Re: Wrong rows estimations with joins of CTEs slows queries by more than factor 500

Tom Lane <tgl@sss.pgh.pa.us>

From: Tom Lane <tgl@sss.pgh.pa.us>
To: Jian Guo <gjian@vmware.com>
Cc: Tomas Vondra <tomas.vondra@enterprisedb.com>, Hans Buschmann <buschmann@nidsa.net>, "pgsql-hackers@lists.postgresql.org" <pgsql-hackers@lists.postgresql.org>, Zhenghua Lyu <zlyu@vmware.com>
Date: 2023-11-08T22:44:55Z
Lists: pgsql-hackers

Commits

Same data as JSON: GET /api/v1/messages/:b64id/commits the thread's linked commits as JSON, with link sources. API reference →
  1. Allow examine_simple_variable() to work on INSERT RETURNING Vars.

  2. Extract column statistics from CTE references, if possible.

  3. Remove SQL regression tests for GUCs related to NO_SHOW_ALL

Attachments

Jian Guo <gjian@vmware.com> writes:
> I found a new approach to fix this issue, which seems better, so I would like to post another version of the patch here. The origin patch made the assumption of the values of Vars from CTE must be unique, which could be very wrong. This patch examines variables for Vars inside CTE, which avoided the bad assumption, so the results could be much more accurate.

You have the right general idea, but there is nothing about this patch
that's right in detail.  The outer Var doesn't refer to any particular
RTE within the subquery; it refers to a targetlist entry.  You have to
drill down to that, see if it's a Var, and if so you can recurse into
the subroot with that Var.  As this stands, it might accidentally get
the right answer for "SELECT * FROM foo" subqueries, but it will get
the wrong answer or even crash for anything that's not that.

The existing RTE_SUBQUERY stanza has most of what we need for this,
so I experimented with extending that to also handle RTE_CTE.  It
seems to work, though I soon found out that it needed tweaking for
the case where the CTE is INSERT/UPDATE/DELETE RETURNING.

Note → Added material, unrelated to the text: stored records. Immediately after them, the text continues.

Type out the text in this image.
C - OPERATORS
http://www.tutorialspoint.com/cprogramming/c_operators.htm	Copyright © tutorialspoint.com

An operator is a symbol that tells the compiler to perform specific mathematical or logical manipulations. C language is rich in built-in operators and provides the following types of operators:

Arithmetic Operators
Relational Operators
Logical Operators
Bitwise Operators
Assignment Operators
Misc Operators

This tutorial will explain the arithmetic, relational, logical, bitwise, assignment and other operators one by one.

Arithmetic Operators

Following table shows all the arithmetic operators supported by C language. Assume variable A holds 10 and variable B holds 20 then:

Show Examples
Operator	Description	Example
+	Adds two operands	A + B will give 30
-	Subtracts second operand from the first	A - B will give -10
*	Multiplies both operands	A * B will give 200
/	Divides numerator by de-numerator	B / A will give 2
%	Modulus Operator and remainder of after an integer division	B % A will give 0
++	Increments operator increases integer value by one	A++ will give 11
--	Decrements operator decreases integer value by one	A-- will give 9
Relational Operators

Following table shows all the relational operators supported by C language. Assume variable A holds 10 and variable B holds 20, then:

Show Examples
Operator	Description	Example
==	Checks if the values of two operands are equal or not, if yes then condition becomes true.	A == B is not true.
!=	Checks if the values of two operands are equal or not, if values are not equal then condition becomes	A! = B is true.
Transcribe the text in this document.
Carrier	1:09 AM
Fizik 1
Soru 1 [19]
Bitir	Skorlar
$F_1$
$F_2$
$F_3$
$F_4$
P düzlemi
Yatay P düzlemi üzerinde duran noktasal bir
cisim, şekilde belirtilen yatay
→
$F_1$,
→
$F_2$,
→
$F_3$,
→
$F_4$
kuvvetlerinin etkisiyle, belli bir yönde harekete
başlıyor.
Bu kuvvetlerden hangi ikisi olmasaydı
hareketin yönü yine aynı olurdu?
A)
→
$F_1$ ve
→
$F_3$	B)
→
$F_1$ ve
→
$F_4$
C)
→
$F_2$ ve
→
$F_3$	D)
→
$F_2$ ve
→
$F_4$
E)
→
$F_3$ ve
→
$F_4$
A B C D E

Interestingly, this does not change any existing regression test
results.  I'd supposed there might be at least one place with a
visible plan change, but nope.  Running a coverage test does show
that the new code paths are exercised, but I wonder if we ought
to try to devise a regression test that proves it more directly.

			regards, tom lane

PS: please, please, please do not quote the entire damn thread
when replying.  Trim it to just a minimum amount of relevant
text.  You think people want to read all that again?